There is a growing movement across Ontario (and beyond) calling for the cancellation of rent, the forgiveness of rent-related debt and a full moratorium on evictions for the duration of the COVID-19 crisis.  Here in Hamilton, this campaign is being coordinated by Keep Your Rent Hamilton.  They are encouraging tenants to organize with their neighbours to prepare a collective defense against landlord harassment and any evictions resulting from non-payment of rent. An organized tenant movement will be in a better position to pressure landlords, the banks and politicians to cancel rent or issue some other form of rent forgiveness.

To get involved, check out their website [],  join their facebook goup [] or reach out to them by email [] or by phone at 289-779-0758.

What should you do if you already haven’t paid rent? [Taken from Didn’t Pay Rent – Prepare for What Comes Next – Keep Your Rent Hamilton]

Didn’t pay your rent on the first of the month? It’s a good idea to prepare for your landlord’s response.

The Globe and Mail recently published an estimate suggesting that 30% of Canadian renters did not pay rent on April 1. That’s 3.6 million people. Most of these people didn’t withhold their rent in order to make a political statement. They didn’t act in coordination with their neighbours, and they are not on rent strike. They just couldn’t afford to pay, or they realized that they needed to prioritize their family’s needs over those of their landlord.  But as the scale of the problem is coming into sharper focus, tenants across this country are starting to realize our collective power. We’re starting to get organized, to find our voice, and to use it to demand a cancellation of all rent payments throughout the duration of the COVID-19 crisis.

We can expect that landlords are going to try to weaken our collective power with divide and conquer tactics. They will try to deal with us one-on-one, relying on channels where they hold all the cards. N4s, private negotiations, repayment plans, threats and intimidation of individual tenants are ALL part of a divide and conquer strategy. We can’t be fooled into thinking that we can deal with this crisis as individual tenants, or on a case-by-case basis. This is exactly what our landlords want.  We need to connect with our neighbours and insist on communicating as a group. Divided we are weak. Together we are strong.

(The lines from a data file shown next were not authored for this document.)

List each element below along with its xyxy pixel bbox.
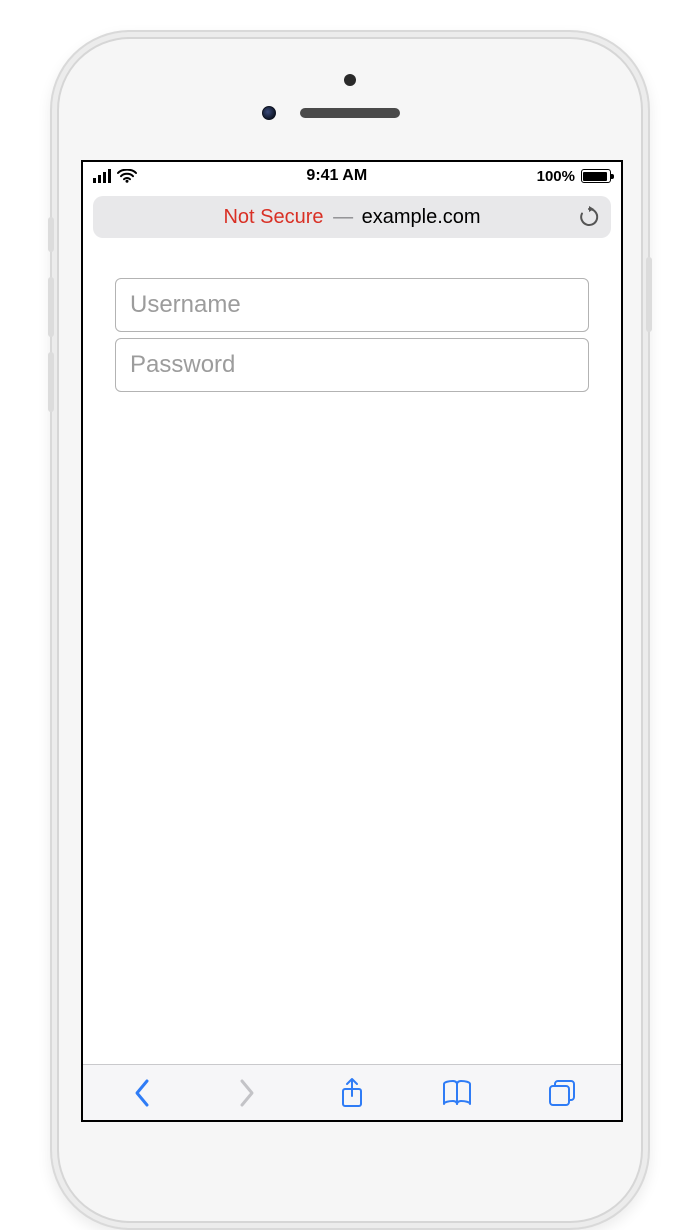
mute-switch [48,217,54,252]
iphone-device-frame: 9:41 AM 100% Not Secure — example.com [50,30,650,1230]
volume-down-button [48,352,54,412]
status-bar: 9:41 AM 100% [83,162,621,190]
bookmarks-button[interactable] [437,1073,477,1113]
power-button [646,257,652,332]
address-bar[interactable]: Not Secure — example.com [93,196,611,238]
volume-up-button [48,277,54,337]
security-status-label: Not Secure [223,206,323,228]
chevron-left-icon [133,1078,151,1108]
username-field[interactable] [115,278,589,332]
reload-button[interactable] [575,206,599,228]
proximity-sensor [262,106,276,120]
cellular-signal-icon [93,169,111,183]
address-separator: — [329,206,356,228]
back-button[interactable] [122,1073,162,1113]
battery-percent: 100% [537,168,575,185]
forward-button[interactable] [227,1073,267,1113]
front-camera [344,74,356,86]
address-domain: example.com [362,206,481,228]
reload-icon [579,206,599,228]
address-bar-text: Not Secure — example.com [137,206,567,229]
safari-toolbar [83,1064,621,1120]
book-icon [441,1079,473,1107]
tabs-button[interactable] [542,1073,582,1113]
status-time: 9:41 AM [306,167,367,185]
share-button[interactable] [332,1073,372,1113]
wifi-icon [117,169,137,183]
web-page-content [83,248,621,428]
phone-screen: 9:41 AM 100% Not Secure — example.com [81,160,623,1122]
tabs-icon [547,1078,577,1108]
chevron-right-icon [238,1078,256,1108]
share-icon [339,1077,365,1109]
password-field[interactable] [115,338,589,392]
battery-icon [581,169,611,183]
earpiece-speaker [300,108,400,118]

Most tenants that have not (or cannot) pay rent are not in direct contact with one another. All of us need to make that contact happen.

What we can do now:

  1. Read the FAQs below to get informed and prepare for your landlord’s response.
  2. Check in with tenants you have already spoken to and find out: (a) who has not paid rent, (b) if tenants have received a response from the landlord and (c) if a collective response from tenants is needed.
  3. Ensure that tenants in your building or neighbourhood have each other’s phone numbers and are able to reach out if they need to. Encourage people to do this if they have concerns.
  4. Start Whatsapp or other chat groups for tenants in your building or add neighbours to groups that already exist to be able to stay in communication.


Get informed. Get organized with your neighbours. Don’t be intimidated. Don’t fall for your landlords tricks. Stand strong together.